At the time that ancestors of Chinese people started living in communities along the Yellow River valley, the plantation of various kinds of grain laid the foundation for making wines and alcohol.

Some scholars believe that the technique of making Chinese liquor originated in the Xia Dynasty (c.2100 BC-c.1600 BC). Historical records list Yi Di and Du Kang as the founding fathers of making liquor professionally.

According to historical records, Yi Di made great efforts to make mellow wine with fermented glutinous rice. Du Kang, living in the Xia Dyanasty, is credited with making top-notch liquor with Chinese sorghum beans. According to historical legends, Du Kang stored some cooked Chinese sorghum seeds inside a hollow tree stump on a winter day. In the spring of the following year, a fragrant aroma wafted from the tree stump into the nostrils of Du Kang. Afterwards, Du Kang found that it was the fermented sorghum seeds which gave off the alluring fragrance. This accidental discovery gave rise to his inspiration of making liquor with fermented sorghum seeds.

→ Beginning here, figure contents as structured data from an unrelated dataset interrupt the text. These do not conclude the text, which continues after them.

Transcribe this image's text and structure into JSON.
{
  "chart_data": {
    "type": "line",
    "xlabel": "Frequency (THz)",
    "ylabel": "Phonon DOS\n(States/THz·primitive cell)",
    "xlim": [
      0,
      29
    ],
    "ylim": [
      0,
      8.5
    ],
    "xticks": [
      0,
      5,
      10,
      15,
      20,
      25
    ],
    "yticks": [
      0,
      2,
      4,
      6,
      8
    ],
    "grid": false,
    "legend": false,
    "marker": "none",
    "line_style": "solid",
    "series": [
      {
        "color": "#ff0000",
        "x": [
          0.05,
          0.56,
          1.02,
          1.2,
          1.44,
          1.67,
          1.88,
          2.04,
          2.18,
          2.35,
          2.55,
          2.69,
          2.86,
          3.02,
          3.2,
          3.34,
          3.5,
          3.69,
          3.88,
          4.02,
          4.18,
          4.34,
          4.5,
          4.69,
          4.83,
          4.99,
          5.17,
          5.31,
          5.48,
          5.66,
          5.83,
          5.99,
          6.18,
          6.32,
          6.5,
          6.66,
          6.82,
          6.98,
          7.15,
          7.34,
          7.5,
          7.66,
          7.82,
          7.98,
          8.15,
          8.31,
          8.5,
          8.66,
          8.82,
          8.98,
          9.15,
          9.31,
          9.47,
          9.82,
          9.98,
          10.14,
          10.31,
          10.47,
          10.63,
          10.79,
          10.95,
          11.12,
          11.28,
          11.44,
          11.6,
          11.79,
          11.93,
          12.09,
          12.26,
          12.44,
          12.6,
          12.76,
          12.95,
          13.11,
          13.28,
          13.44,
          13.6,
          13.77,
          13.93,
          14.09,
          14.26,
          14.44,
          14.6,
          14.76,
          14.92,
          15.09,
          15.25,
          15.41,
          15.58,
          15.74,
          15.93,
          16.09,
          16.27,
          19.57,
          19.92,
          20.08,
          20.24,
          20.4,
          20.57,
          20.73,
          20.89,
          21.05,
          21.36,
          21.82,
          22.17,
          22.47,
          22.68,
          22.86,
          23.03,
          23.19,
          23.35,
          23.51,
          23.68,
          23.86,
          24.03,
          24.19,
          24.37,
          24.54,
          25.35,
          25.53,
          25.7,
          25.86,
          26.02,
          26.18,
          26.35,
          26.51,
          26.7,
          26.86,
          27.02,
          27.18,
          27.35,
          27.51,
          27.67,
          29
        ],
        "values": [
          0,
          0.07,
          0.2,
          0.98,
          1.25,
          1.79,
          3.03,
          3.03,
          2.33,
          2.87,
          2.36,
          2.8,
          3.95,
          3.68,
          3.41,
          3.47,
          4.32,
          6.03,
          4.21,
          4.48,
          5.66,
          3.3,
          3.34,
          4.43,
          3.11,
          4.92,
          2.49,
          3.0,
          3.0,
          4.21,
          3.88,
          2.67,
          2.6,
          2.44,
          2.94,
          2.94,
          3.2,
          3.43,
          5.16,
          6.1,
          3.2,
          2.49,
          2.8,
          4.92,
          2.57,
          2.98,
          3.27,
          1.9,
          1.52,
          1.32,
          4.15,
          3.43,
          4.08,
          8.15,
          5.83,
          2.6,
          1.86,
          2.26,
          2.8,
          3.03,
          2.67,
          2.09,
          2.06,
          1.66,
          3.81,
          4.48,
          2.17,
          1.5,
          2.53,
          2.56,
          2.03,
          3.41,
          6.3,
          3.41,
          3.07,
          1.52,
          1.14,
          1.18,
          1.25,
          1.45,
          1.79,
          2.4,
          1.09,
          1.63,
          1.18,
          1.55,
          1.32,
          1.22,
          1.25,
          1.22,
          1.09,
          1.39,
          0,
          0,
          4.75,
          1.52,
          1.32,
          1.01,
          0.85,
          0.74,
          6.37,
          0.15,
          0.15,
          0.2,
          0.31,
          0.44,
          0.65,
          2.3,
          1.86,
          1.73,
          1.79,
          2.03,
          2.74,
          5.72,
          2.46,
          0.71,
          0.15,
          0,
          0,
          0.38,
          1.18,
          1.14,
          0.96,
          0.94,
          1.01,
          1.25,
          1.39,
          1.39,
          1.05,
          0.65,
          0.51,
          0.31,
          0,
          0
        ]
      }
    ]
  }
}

There are a number of accounts in English which comment unfavorably on the taste of baijiu, comparing it with rubbing alcohol or diesel fuel. The author Tim Clissold, who writes frequently on China, noted that he'd 'never met anybody, even at the heights of alcoholic derangement, prepared to admit that they actually liked the taste', and that 'after drinking it, most people screw up their faces in an involuntary expression of pain and some even yell out.'


According to its fragrance, Baijiu can be classified into 6 different categories.

'Sauce' fragrance: A highly fragrant distilled liquor of bold character. To the Western palate, sauce fragrance baijiu can be quite challenging. It has solvent and barnyard aromas, with the former, in combination with the ethanol in the liquor, imparting a sharp ammonia-like note. It has been described as stinky tofu crossed with grappa. To the initiated, it is quite delicious and is considered the perfect complement for fine preserved and pickled foods. This class is also referred to as 'Mao xiang', after the best known wine of this class, Maotai.

Heavy/thick fragrance: A class of distilled liquor that is sweet tasting, unctuous in texture, and mellow, with a gentle lasting fragrance contributed by the high levels of esters, primarily ethyl acetate. Most liquors of this class are made using Aspergillus type starters. Example of this type of liquor is Five Grains Liquid of Yibin.

Light fragrance: Delicate, dry, and light, with a delectable mellow and clean mouthfeel. The flavours of this distilled liquor is contributed primarily by ethyl acetate and ethyl lactate. An example of this kind of liquor is Fen jiu of Shanxi.

Rice fragrance: The character of this class of wine is exemplified by baijiu distilled from rice, such as Tri-Flower Liquor of Guilin. This type of wine has long history and is made using Rhizopus spp. type starters 'Small starter'. It has a clean mouthfeel and is slightly aromatic aroma, dominated by ethyl lactate with lesser flavour contributions by ethyl acetate.

Honey fragrance: A class of distilled liquor with the fragrance of honey. Liquors of this class are subtle in flavour and sweet in taste.

Layered fragrance: A class of distilled liquors that contain the characters of 'Sauce', Heavy, and Light fragrance distilled liquors. As such, liquors of this class vary widely in their aroma, mouthfeel, and dryness. An example of this type of liquor is Xifeng Jiu, produced in Fengxiang County of Shaanxi.